I spent a couple days visiting the basement and evaluating the books there. I really wanted them. I offered 5 figures. Sometime later, I was informed I’d made the highest bid. It was quite a project, but we moved all the books out. I haven’t touched the collection. It’s been almost 2 years.
I was waiting because I thought I might get the winning bid on the Mr Safire’s office library—Phase 2—when the time came. The time came last year in 2019. The assistant had me in, and I chatted with Helene over tea.
I was sent a list of books they considered high points:
Still awaiting a proposal from other dealers, but in the meantime that I would send you the attached list of those books the women who’ve been helping Mrs Safire identified as special. Note that the spreadsheet has three tabs.
Will keep in touch,
Most of the books I had noted already. But one had escaped my scrutiny.
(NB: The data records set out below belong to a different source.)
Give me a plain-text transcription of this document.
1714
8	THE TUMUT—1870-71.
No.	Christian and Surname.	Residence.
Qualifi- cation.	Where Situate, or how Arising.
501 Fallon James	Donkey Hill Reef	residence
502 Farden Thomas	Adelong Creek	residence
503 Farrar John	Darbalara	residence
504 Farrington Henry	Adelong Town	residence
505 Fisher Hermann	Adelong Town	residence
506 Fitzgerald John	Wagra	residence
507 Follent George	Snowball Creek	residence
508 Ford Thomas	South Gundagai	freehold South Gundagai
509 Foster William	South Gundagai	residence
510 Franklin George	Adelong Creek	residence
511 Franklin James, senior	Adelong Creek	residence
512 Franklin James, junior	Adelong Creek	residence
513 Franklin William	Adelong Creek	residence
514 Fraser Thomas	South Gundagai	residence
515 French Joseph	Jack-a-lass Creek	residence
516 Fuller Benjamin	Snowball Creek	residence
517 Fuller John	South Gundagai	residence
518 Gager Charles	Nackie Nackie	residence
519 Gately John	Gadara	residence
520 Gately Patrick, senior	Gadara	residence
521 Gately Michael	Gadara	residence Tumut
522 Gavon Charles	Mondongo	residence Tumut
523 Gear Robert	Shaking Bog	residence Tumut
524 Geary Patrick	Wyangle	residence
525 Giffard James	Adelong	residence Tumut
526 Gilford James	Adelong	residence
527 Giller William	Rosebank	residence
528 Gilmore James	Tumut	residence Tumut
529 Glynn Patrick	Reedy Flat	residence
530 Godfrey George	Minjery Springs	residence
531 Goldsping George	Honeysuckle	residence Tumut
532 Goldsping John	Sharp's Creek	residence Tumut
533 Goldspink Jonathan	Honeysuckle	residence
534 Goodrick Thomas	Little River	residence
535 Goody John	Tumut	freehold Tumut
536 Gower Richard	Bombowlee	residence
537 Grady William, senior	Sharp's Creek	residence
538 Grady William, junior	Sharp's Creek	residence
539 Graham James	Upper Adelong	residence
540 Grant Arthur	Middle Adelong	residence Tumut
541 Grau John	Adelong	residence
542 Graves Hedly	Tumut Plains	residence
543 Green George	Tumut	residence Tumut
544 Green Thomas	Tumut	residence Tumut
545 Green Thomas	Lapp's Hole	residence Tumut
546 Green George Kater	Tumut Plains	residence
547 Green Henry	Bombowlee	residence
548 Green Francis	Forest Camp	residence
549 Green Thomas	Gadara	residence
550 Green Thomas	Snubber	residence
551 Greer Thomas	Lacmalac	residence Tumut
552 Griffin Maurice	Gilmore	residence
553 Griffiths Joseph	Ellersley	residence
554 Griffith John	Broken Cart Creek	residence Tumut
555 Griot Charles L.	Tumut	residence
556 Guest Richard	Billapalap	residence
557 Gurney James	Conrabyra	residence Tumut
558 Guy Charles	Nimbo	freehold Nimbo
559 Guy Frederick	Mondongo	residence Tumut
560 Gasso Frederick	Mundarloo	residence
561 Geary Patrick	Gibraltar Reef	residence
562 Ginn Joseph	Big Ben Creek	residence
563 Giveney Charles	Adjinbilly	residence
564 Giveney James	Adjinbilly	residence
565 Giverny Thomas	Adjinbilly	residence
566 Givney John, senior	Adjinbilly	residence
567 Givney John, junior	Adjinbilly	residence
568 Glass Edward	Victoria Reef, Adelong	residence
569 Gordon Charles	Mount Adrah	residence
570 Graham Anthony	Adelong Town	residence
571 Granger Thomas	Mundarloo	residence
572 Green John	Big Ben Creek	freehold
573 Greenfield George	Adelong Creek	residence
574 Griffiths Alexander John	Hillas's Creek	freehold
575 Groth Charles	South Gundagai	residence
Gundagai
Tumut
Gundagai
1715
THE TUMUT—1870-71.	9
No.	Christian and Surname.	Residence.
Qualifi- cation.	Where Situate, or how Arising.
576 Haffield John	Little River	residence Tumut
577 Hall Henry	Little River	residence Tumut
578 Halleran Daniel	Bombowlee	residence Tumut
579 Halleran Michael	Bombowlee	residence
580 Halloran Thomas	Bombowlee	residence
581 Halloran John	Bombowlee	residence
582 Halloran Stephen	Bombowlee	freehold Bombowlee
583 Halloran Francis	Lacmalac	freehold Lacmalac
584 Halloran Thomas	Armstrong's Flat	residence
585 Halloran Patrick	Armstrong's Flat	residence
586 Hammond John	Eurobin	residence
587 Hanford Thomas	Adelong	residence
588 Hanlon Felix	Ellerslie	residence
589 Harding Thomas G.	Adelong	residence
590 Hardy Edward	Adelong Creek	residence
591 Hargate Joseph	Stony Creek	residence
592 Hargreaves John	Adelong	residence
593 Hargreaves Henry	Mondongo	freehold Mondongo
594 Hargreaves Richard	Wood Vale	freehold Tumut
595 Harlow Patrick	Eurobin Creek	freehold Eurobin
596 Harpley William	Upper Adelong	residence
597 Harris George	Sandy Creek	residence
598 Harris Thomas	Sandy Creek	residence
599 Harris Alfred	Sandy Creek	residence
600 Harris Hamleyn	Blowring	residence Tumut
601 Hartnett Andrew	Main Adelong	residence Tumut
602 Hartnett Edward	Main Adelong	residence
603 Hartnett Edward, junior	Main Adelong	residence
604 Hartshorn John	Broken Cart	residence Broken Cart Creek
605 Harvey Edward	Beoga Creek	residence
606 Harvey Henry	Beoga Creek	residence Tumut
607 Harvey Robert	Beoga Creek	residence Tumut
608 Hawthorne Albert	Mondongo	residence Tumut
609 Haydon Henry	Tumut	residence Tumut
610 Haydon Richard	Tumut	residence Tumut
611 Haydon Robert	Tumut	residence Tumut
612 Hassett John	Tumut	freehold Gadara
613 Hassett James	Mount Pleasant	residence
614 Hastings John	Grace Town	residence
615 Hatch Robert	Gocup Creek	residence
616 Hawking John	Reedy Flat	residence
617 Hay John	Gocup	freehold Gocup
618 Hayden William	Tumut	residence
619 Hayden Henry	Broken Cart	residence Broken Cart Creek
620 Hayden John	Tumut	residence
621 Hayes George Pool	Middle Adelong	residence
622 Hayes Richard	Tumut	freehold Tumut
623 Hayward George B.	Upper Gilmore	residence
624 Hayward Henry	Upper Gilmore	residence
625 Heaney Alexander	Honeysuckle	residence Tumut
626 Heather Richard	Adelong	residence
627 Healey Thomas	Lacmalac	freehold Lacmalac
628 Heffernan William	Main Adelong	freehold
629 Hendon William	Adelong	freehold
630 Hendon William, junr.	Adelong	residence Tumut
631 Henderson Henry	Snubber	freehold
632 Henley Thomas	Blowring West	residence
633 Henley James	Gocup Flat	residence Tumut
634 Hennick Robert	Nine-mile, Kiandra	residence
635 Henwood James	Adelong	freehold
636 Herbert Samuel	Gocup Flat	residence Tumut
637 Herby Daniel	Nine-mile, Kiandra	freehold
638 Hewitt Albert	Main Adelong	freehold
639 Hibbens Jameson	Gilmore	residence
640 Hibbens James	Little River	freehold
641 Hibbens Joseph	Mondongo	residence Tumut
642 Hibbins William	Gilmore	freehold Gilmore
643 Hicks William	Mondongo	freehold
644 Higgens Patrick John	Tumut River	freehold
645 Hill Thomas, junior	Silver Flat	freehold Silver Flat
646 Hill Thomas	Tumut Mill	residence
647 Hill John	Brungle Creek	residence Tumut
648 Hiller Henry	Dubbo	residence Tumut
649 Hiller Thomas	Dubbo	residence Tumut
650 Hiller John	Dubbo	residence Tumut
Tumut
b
Some years I started putting in “Signed slips” into every autographed book that we came across.
We’ve gotten so many great signed books that we only discover by strict protocols in data entry. Some are discovered by chance. Some perhaps by instinct. Maybe sometimes by divine intervention.
You should really flag your autographed books with these.
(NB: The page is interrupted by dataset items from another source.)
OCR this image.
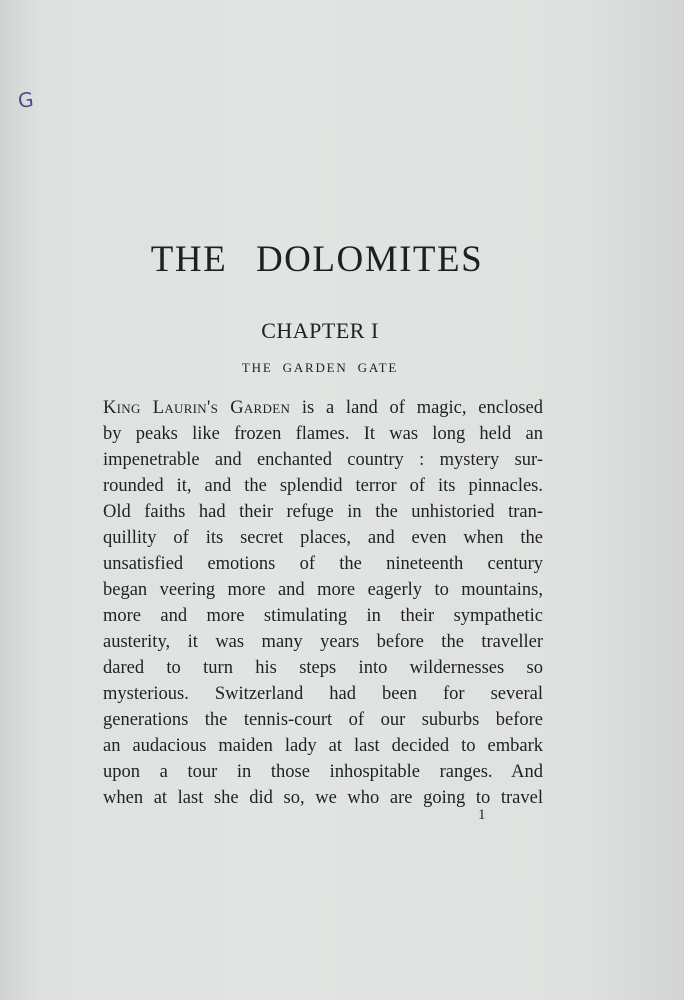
G
THE DOLOMITES
CHAPTER I
THE GARDEN GATE
King Laurin's Garden is a land of magic, enclosed
by peaks like frozen flames. It was long held an
impenetrable and enchanted country : mystery sur-
rounded it, and the splendid terror of its pinnacles.
Old faiths had their refuge in the unhistoried tran-
quillity of its secret places, and even when the
unsatisfied emotions of the nineteenth century
began veering more and more eagerly to mountains,
more and more stimulating in their sympathetic
austerity, it was many years before the traveller
dared to turn his steps into wildernesses so
mysterious. Switzerland had been for several
generations the tennis-court of our suburbs before
an audacious maiden lady at last decided to embark
upon a tour in those inhospitable ranges. And
when at last she did so, we who are going to travel
1
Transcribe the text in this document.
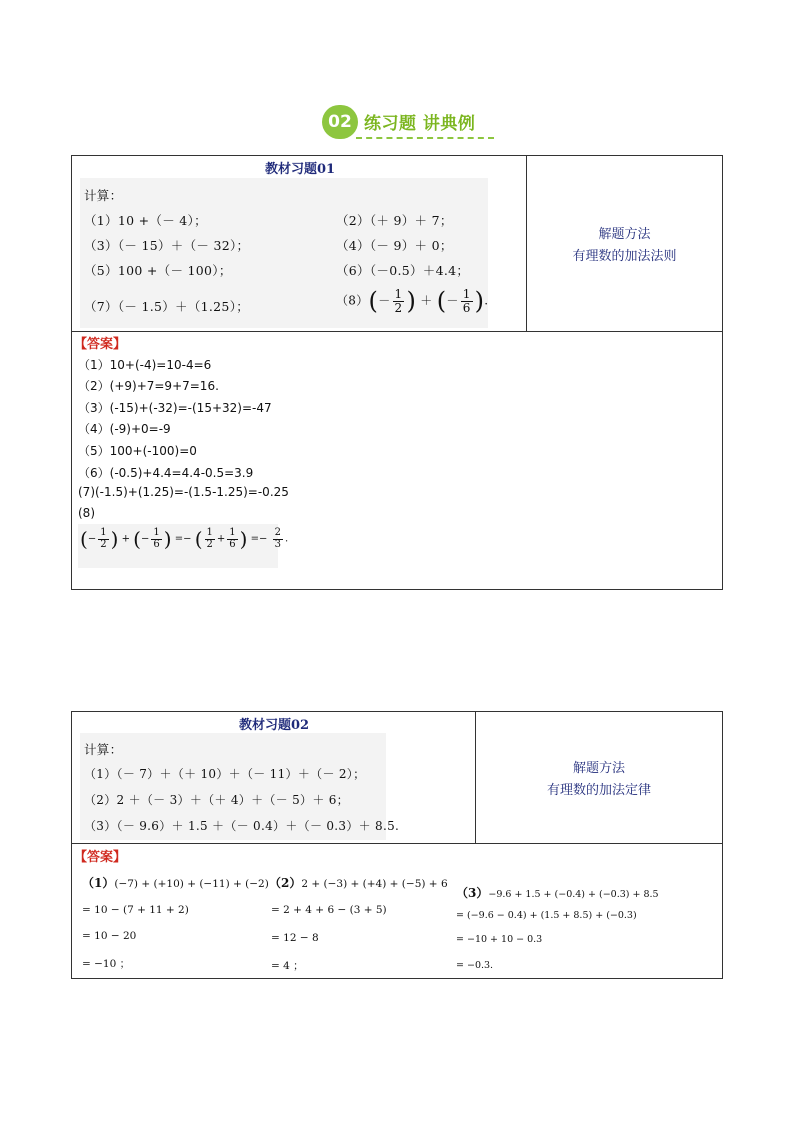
02 练习题 讲典例
教材习题01
计算：
（1）10 +（－ 4）；	（2）（＋ 9）＋ 7；
（3）（－ 15）＋（－ 32）；	（4）（－ 9）＋ 0；
（5）100 +（－ 100）；	（6）（－0.5）＋4.4；
（7）（－ 1.5）＋（1.25）；	$(8)(- \frac{1}{2}$ ) ＋ (－ $\frac{1}{6}$ ).
解题方法
有理数的加法法则
【答案】
（1）10+(-4)=10-4=6
（2）(+9)+7=9+7=16.
（3）(-15)+(-32)=-(15+32)=-47
（4）(-9)+0=-9
（5）100+(-100)=0
（6）(-0.5)+4.4=4.4-0.5=3.9
(7)(-1.5)+(1.25)=-(1.5-1.25)=-0.25
(8)
(− $\frac{1}{2}$ ) + (− $\frac{1}{6}$ ) =− ( $\frac{1}{2} + \frac{1}{6}$ ) =− $\frac{2}{3}$ .
教材习题02
计算：
（1）（－ 7）＋（＋ 10）＋（－ 11）＋（－ 2）；
（2）2 ＋（－ 3）＋（＋ 4）＋（－ 5）＋ 6；
（3）（－ 9.6）＋ 1.5 ＋（－ 0.4）＋（－ 0.3）＋ 8.5.
解题方法
有理数的加法定律
【答案】
（1）(−7) + (+10) + (−11) + (−2)
= 10 − (7 + 11 + 2)
= 10 − 20
= −10 ；
（2）2 + (−3) + (+4) + (−5) + 6
= 2 + 4 + 6 − (3 + 5)
= 12 − 8
= 4 ；
（3）−9.6 + 1.5 + (−0.4) + (−0.3) + 8.5
= (−9.6 − 0.4) + (1.5 + 8.5) + (−0.3)
= −10 + 10 − 0.3
= −0.3.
One book on her list struck me.
“Can you send an image?”
I raised my bid on Mr Safire’s library by high four figures.
I waited and waited. Then sometime later, I saw a colleague in DC advertising the Safire Collection on Instagram. (I’m a bit of an IG junkie. I don’t Twitter or Facebook. Instagram is such a benign place. If you don’t like something you simply don’t “Like” it a move on. Debate is rare. Politics…if you’re foolish enough to pollute this sanctuary, people just move on. @wonderbookandvideo, @booksbythefoot, @merryandpippinlotr)
I’d been outbid?!
I reached out to my friend in DC.
“Sold to another dealer.”
“You only regret the book you didn’t buy,” is an old book lover’s aphorism. It was certainly apt here.
I’ve thought about that book often in the many months since then.
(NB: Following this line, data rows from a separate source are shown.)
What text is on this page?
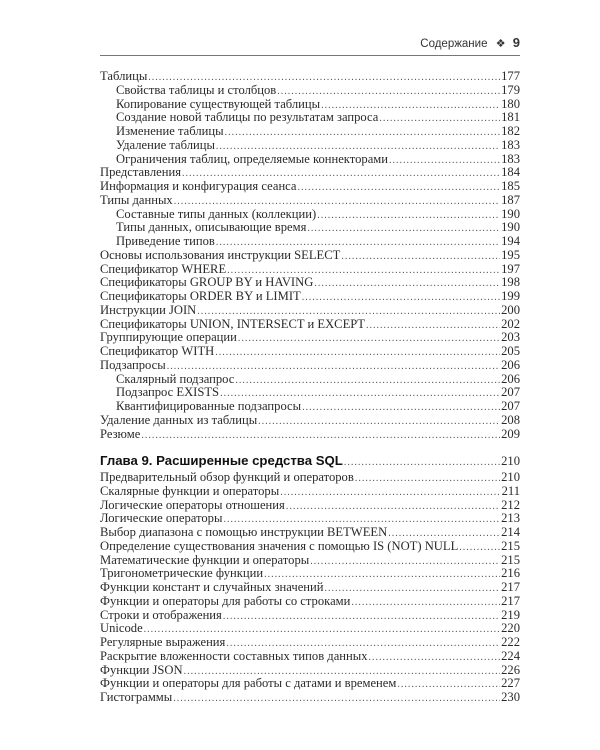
Содержание ❖ 9
Таблицы .....	177
Свойства таблицы и столбцов .....	179
Копирование существующей таблицы .....	180
Создание новой таблицы по результатам запроса .....	181
Изменение таблицы .....	182
Удаление таблицы .....	183
Ограничения таблиц, определяемые коннекторами .....	183
Представления .....	184
Информация и конфигурация сеанса .....	185
Типы данных .....	187
Составные типы данных (коллекции) .....	190
Типы данных, описывающие время .....	190
Приведение типов .....	194
Основы использования инструкции SELECT .....	195
Спецификатор WHERE .....	197
Спецификаторы GROUP BY и HAVING .....	198
Спецификаторы ORDER BY и LIMIT .....	199
Инструкции JOIN .....	200
Спецификаторы UNION, INTERSECT и EXCEPT .....	202
Группирующие операции .....	203
Спецификатор WITH .....	205
Подзапросы .....	206
Скалярный подзапрос .....	206
Подзапрос EXISTS .....	207
Квантифицированные подзапросы .....	207
Удаление данных из таблицы .....	208
Резюме .....	209
Глава 9. Расширенные средства SQL .....	210
Предварительный обзор функций и операторов .....	210
Скалярные функции и операторы .....	211
Логические операторы отношения .....	212
Логические операторы .....	213
Выбор диапазона с помощью инструкции BETWEEN .....	214
Определение существования значения с помощью IS (NOT) NULL .....	215
Математические функции и операторы .....	215
Тригонометрические функции .....	216
Функции констант и случайных значений .....	217
Функции и операторы для работы со строками .....	217
Строки и отображения .....	219
Unicode .....	220
Регулярные выражения .....	222
Раскрытие вложенности составных типов данных .....	224
Функции JSON .....	226
Функции и операторы для работы с датами и временем .....	227
Гистограммы .....	230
When I writing recently about the groundhog pockmarks in the field adjacent the warehouse, I dubbed that area the Lunar Landscape. For some reason, I reached out to the bookseller who had my “avatar.”
In the New Normal, we struck a deal. Payments over time.
I had my first edition of The First Men in the Moon. It was inscribed too.
But not by HG.
It is an “association copy.”
“Neil Armstrong Apollo 11.”
I imagine Safire had this autographed in the Nixon White House.
Maybe some things are meant to be.
Maybe my Book Muse had a hand in this.
Maybe it is time to get into the Safire collection and become a book man again.
Meanwhile, I just “Touched the Moon.”